Ok, this is what I was working on.
There is blood on these walls, and some of it is mine. Last night I sliced off the tips of two fingers and bled so profusely in the elevator that they had to take it out of service.
"Doomed Love at the Taco Stand" by Hunter S. Thompson
Originally published in a Time magazine that I picked up in my orthopedist's office in 1996, this piece coincided with the swirl of interest generated by the approaching release of the feature film adaptation of "Fear and Loathing in Las Vegas." My knowledge of the Good Doctor lives somewhere between "having read too much" and "not having read enough" and I especially liked this piece of reporting (perhaps...as there always seems to be a "perhaps" when he reports) for 1) it's near-perfect title and 2) Thompson's near-perfect and generous use of words like "savage," "beast," and "brute." During the 12 years that have transpired since the last time I read it this is what I remembered: the pine needles, the dog attack. His natural girlish charm. Wondering if a word of it was true or supposed to make any sense.

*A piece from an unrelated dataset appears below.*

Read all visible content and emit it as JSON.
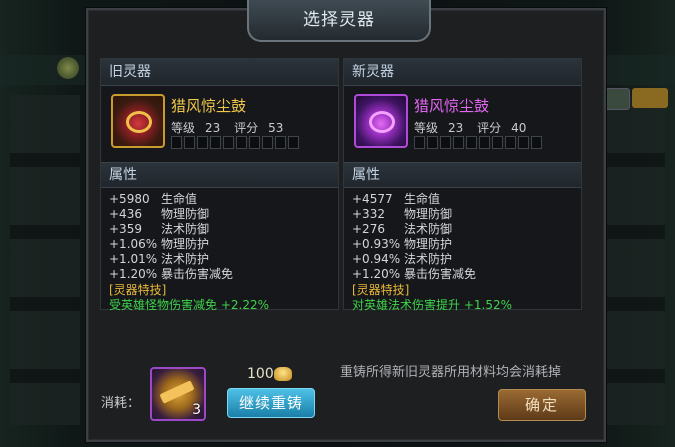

I had a hard time for a long time reconciling Thompson's writing with his infamous living until I saw him on TV for the first time. Reading him I could only think that his work was buoyed by a healthy amount of unhealthy posturing, when I witnessed him living and breathing through the television screen I realized I hadn't granted him the insanity that really possessed him, I'd imagined him too much like me and not enough a preposterous legend.
Also, his voice reminds me of my Uncle Earl Bob's. Physically they aren't so far apart, either.